In Simon Whetham's own words, Un Año Tranquilo aims to present the listener with an aural diary of sorts, with the work a documentation of various locations Whetham visited during a 2012 global tour. As a travelogue, it effectively captures the diversity of experiences any traveler would have during such an adventure. Un Año Tranquilo is also about as collage-like as a field recordings-based recording could possibly be, though purposefully so as it's designed to capture chronologically the locations Whetham visited during that year. A formal list of the countries he visited isn't included, however (the intent being to emphasize the blurring together of experiences wrought by memory), though it appears that Argentina, Mexico, China, Japan, and the United States formed part of the itinerary.

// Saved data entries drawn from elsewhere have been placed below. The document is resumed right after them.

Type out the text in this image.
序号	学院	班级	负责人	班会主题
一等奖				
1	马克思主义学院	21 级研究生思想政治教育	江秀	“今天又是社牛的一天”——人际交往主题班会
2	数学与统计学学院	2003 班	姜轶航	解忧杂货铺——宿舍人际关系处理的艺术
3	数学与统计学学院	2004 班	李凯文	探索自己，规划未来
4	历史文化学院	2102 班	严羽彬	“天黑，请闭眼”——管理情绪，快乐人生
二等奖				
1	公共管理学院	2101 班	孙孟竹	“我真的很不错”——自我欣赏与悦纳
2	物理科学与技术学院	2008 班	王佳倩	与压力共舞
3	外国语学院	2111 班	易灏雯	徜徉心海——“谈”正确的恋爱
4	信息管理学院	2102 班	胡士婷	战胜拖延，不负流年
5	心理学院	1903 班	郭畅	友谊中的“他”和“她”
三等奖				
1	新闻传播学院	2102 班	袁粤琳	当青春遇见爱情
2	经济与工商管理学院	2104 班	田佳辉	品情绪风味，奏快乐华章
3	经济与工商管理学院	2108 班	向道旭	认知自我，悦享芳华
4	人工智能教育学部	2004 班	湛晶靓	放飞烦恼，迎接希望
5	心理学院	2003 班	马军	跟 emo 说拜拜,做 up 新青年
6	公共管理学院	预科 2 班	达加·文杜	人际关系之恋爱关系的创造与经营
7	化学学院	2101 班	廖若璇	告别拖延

Episodes last for only minutes at a time, sometimes mere seconds, before a transition occurs. Near the outset, a nocturnal mass of crickets and bird species segues into a brief sampling of a folk singer-guitarist's song, which in turn leads into a campfire crackling under stormy skies and multi-layered conversational babble. Over the course of the recording, snippets of traditional Chinese music, Gamelan bells, chanting, and both saloon- and conservatory-styled piano playing surface. Segments of natural and industrial character appear, with Whetham by turns contrasting the heavily populated activity of city life and the purer sounds of natural settings where no human presence save his own attends. Though some of the sounds are by now common fodder for the field recordings genre—buzzing flies, water drizzle, bird chirps, animal grunts, boat creaks, et al.—, the travelogue concept lends Whetham's material a structural coherence that makes Un Año Tranquilo register as something more than a mere patchwork of contrasting sounds.

The focal point of Jay-Dea López's The Great Silence is more precisely The Great Australian Silence, the idea being that when the country was colonized in 1788, “its soundscape was so unfamiliar to the foreign British ear that it was deemed inferior and unworthy”—an attitude that consequently evolved into a characterization of the landscape as silent and a corresponding imperialistic belief that prior to colonization the country lacked a civilization of any significance. López's corrective intent is to re-capture that past in such a way as to present the kind of soundscape the first colonialists would have encountered, one which, needless to say, is anything but silent. A nocturnal recording, The Great Silence thus presents a forty-minute sound portrait of crickets, cicadas, frogs, and fruit-bats that sees their individuating voices coalescing into a vibrant mosaic of natural richness. If ever a field recordings project were meant to be heard in a state of total darkness and at peak volume, it's this one, as doing so will make one feel as if one's been airlifted to Australia and dropped into the very storm-drenched setting those colonialists would have found themselves within hundreds of years ago. As mentioned, López's recording is unlike Whetham's in that the former fixates on a single setting whereas the latter takes the listener on a global excursion. While that makes for a lesser degree of episodic variety in the case of The Great Silence, there's still an ample degree of stimulation on offer—it's just that one must attend more closely in order to notice it. The multi-layered thrum of bird and insect sounds cumulatively present a dazzling web of detail that can't help but be engrossing for the active listener.

On a final note, mention should be made of the presentation of the artists' recordings, with 3LEAVES packaging the CDs in black cases that also house miniature full-colour booklets featuring generous amounts of photos and text. The manner of presentation in this case significantly enhances the impact the recordings make.